Andriollo Luca, Pietramala Silvia, Polizzi Alberto, Niccoli Giuseppe, Zattoni Guido, Morea Vincenzo
Orthopedics and Traumatology, Fondazione Poliambulanza Hospital, 25124 Brescia, Italy.
Department of Orthopedics, Catholic University of the Sacred Heart, 00168 Rome, Italy.
J Clin Med. 2024 Apr 25;13(9):2512. doi: 10.3390/jcm13092512.
The primary cause of medium- to long-term complications in reverse shoulder arthroplasty (RSA) is the failure of the glenoid component. The purpose of this study was to evaluate both the achievement of planning through computer-assisted navigation and the clinical outcomes at a minimum follow-up (FU) of 12 months. From December 2019 to December 2022, 57 Equinoxe RSAs with computer-assisted navigation were performed. The average age was 72.8 ± 6.6 years. Using the Orthoblue software, the version and inclination of the glenoid were evaluated from a preoperative CT scan, and planning was performed. Intraoperative navigation data were evaluated, and the clinical outcomes were assessed at a minimum follow-up of 12 months. The average follow-up was 30.7 ± 13.5 months. The planning was reproduced in all implants. No errors in the computer-assisted navigation system were detected. No intraoperative or postoperative complications were recorded. At the final FU, the average active anterior elevation was 143° ± 36°, external rotation was 34° ± 5°, QuickDASH score was 19 ± 16 points, and constant score was 77 ± 18. Computer-assisted navigation is a reliable system for positioning prosthetic implants on challenging glenoids. A longer follow-up period is necessary to confirm the reduction in postoperative complications and the increase in survival compared to traditional RSA.
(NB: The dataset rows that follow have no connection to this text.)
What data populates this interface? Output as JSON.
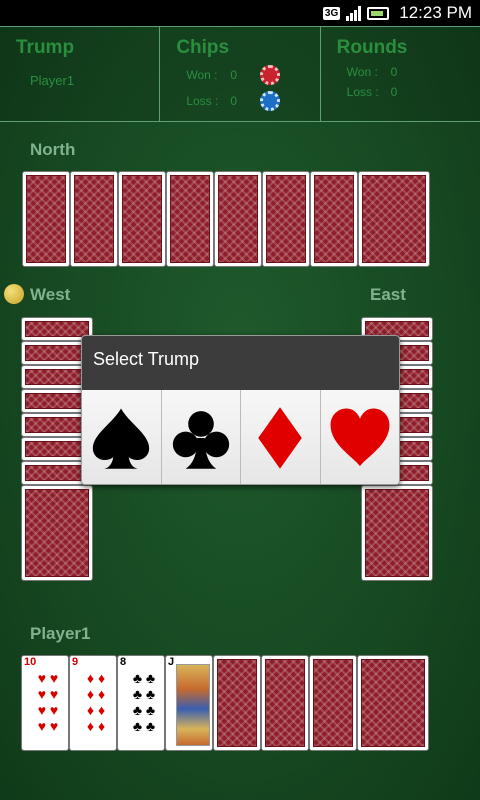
{
  "status_bar": {
    "network": "3G",
    "time": "12:23 PM"
  },
  "score_panel": {
    "trump": {
      "title": "Trump",
      "player": "Player1"
    },
    "chips": {
      "title": "Chips",
      "won_label": "Won :",
      "won_value": "0",
      "loss_label": "Loss :",
      "loss_value": "0"
    },
    "rounds": {
      "title": "Rounds",
      "won_label": "Won :",
      "won_value": "0",
      "loss_label": "Loss :",
      "loss_value": "0"
    }
  },
  "seats": {
    "north": "North",
    "west": "West",
    "east": "East",
    "player": "Player1"
  },
  "dialog": {
    "title": "Select Trump",
    "options": [
      "spade",
      "club",
      "diamond",
      "heart"
    ]
  },
  "player_hand": [
    {
      "rank": "10",
      "suit": "♥",
      "color": "red"
    },
    {
      "rank": "9",
      "suit": "♦",
      "color": "red"
    },
    {
      "rank": "8",
      "suit": "♣",
      "color": "black"
    },
    {
      "rank": "J",
      "suit": "♣",
      "color": "black"
    }
  ],
  "colors": {
    "felt": "#174a22",
    "card_back": "#8e1d2a",
    "panel_text": "#2b8e3f",
    "seat_label": "#7fb38e"
  }
}
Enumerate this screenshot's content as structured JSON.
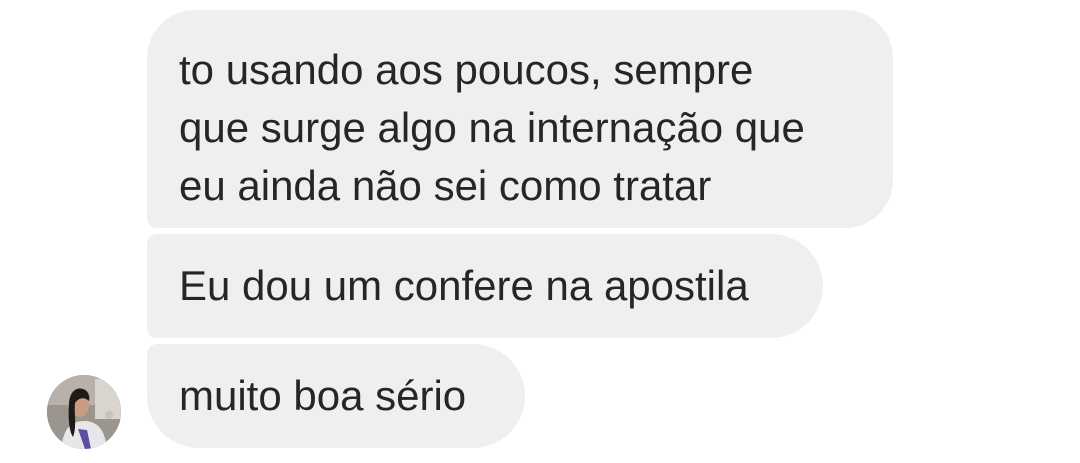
{
  "conversation": {
    "messages": [
      {
        "text": "to usando aos poucos, sempre\nque surge algo na internação que\neu ainda não sei como tratar"
      },
      {
        "text": "Eu dou um confere na apostila"
      },
      {
        "text": "muito boa sério"
      }
    ],
    "sender_avatar": {
      "icon": "profile-photo-avatar"
    }
  },
  "colors": {
    "bubble_background": "#efefef",
    "text": "#262626",
    "page_background": "#ffffff"
  }
}
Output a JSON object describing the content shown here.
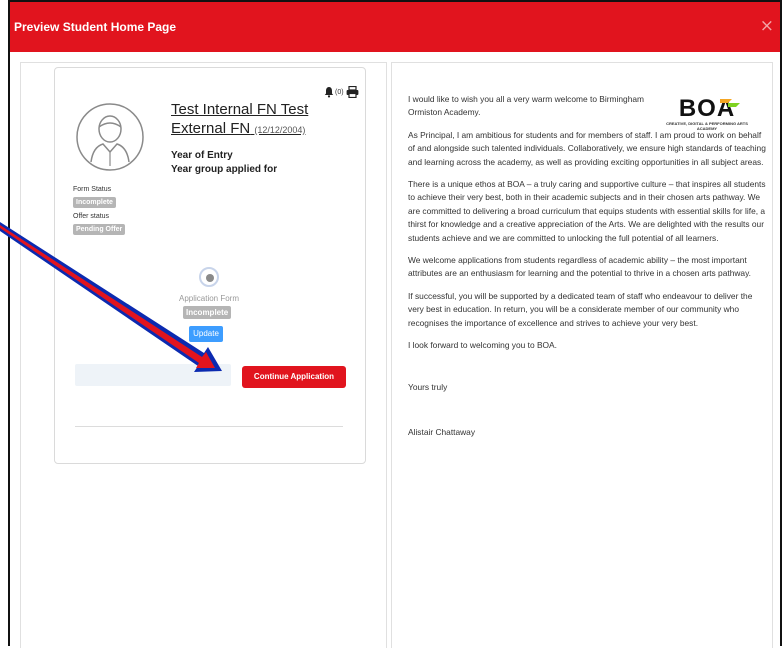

反肩关节置换术(RSA)中长期并发症的主要原因是关节盂假体的失败。本研究的目的是评估通过计算机辅助导航实现规划的情况以及至少随访12个月时的临床结果。2019年12月至2022年12月,采用计算机辅助导航进行了57例Equinoxe RSA手术。平均年龄为72.8±6.6岁。使用Orthoblue软件,从术前CT扫描评估关节盂的版本和倾斜度,并进行规划。评估术中导航数据,并在至少随访12个月时评估临床结果。平均随访时间为30.7±13.5个月。所有植入物均重现了规划。未检测到计算机辅助导航系统存在错误。未记录术中或术后并发症。在最终随访时,平均主动前屈为143°±36°,外旋为34°±5°,QuickDASH评分为19±16分,Constant评分为77±18分。计算机辅助导航是一种在具有挑战性的关节盂上定位假体植入物的可靠系统。与传统RSA相比,需要更长的随访期来确认术后并发症的减少和生存率的提高。